Even tough I have only been in Havana less than 48 hours, I show Candice the town like I am a local. It is so nice to share my impressions with someone there and then. Candice also likes the city. She is surprised how run down it is, more than she thought. It is true, most buildings look like they are about to collapse and are in dire need of restauration. She also points out that there are still payphones and people are actually using them! I am so happy Candice is here. Even though it has only been a few weeks since I have seen her last, we have lots to catch up on.

On Wednesday night, we are invited for dinner at Luis Humberto’s mum, my Mexican sister’s boyfriend, if you remember. Leandro my cab driver from the first day, takes us to Magaly’s home for 10CUC. Magaly later tells us that this is her monthly salary in a lamp shop. She says this without bitterness. On the contrary, she laughs a lot. “We Cubans laugh at our circumstances. We may not have much, but we are a happy people. We take great pride in not letting us go. Hope dies at last.” She looks good, young and happy. Candice and I have so many questions about Cuba, which she and her 17 year old son Rafael answer openly.

Some details we learn:

  • The water comes on every second day in each neighbourhood in Havanna. The second day people use the water Tank.
  • The Pope passed just outside the house and both Magaly and Rafael were happy to see him. All houses on this road have been renovated nicely to welcome the Pope. The rest haven’t.
  • Magaly bought her house. It is mortgaged by the bank. She can sell the house to private people including foreigners, however, the state always acts as intermediary in real estate transactions. Later on, Candice and I hear different opinions and we are not sure how easily foreigners can actually buy property in Cuba.

On our way back to our casa particular, I notice that there is no advertisement anywhere. It is pleasantly absent. The only billboards you see are communist propaganda like the famous “Hasta la victoria siempre”, “Socialismo o Muerte”, “Con Fidel y Raúl vive la revolución”.
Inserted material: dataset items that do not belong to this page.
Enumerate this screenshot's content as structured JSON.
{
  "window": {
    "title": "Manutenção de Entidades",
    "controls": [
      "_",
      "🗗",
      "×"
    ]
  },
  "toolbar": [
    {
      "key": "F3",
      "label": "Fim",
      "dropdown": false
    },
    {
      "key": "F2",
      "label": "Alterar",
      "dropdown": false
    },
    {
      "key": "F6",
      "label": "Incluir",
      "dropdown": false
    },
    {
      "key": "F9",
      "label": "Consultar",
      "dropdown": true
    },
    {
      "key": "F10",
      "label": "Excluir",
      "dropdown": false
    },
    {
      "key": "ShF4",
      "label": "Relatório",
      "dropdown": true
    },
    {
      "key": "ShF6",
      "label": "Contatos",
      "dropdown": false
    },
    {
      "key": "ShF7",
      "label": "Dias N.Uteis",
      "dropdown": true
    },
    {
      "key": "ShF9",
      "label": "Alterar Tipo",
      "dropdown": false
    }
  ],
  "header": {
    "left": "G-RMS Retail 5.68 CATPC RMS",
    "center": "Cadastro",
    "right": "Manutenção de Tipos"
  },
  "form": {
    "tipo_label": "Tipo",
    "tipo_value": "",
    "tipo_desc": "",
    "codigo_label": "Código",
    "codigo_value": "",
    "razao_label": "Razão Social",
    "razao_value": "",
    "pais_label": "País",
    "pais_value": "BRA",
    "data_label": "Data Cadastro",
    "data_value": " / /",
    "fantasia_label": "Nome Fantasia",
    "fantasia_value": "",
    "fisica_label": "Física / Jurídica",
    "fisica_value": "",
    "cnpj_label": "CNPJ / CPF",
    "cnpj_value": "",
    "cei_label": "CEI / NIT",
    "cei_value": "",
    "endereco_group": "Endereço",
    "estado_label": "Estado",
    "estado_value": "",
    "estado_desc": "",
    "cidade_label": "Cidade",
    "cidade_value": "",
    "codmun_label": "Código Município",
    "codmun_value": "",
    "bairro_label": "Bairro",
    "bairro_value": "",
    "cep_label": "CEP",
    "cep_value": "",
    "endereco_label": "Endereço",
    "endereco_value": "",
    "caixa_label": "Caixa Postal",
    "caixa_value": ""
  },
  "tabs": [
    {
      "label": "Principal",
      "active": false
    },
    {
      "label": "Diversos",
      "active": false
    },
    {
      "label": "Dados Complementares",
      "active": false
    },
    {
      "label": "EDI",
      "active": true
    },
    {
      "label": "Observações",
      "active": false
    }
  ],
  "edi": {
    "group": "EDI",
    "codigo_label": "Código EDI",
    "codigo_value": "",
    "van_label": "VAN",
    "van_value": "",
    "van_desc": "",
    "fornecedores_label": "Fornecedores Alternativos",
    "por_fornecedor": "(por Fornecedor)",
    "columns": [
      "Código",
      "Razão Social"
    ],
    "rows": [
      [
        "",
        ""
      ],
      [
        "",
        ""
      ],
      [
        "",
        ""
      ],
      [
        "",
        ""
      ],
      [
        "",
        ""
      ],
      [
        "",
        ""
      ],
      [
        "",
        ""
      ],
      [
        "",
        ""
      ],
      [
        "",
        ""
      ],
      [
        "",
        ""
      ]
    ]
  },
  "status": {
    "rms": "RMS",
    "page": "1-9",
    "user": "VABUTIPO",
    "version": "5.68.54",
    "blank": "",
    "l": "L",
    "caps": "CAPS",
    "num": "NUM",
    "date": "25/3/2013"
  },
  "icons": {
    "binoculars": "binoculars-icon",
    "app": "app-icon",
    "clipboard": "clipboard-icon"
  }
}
I wonder how all this will change in the decade(s) to come when further reforms are introduced and the country finally opens up. Of course it will be good when the living standards go up, houses are renovated, infrastructure improved. It will also be positive when people have access to free, impartial information (then again what’s worse – a state run newspaper or the Daily Mail?!), and above all right to free development.

But what about greed? At the moment, I don’t see much greed in people: I don’t hear or see much about corruption, the difference between rich and poor does not seem great (everyone is relatively poor), it is very safe, safer than most places I have been to.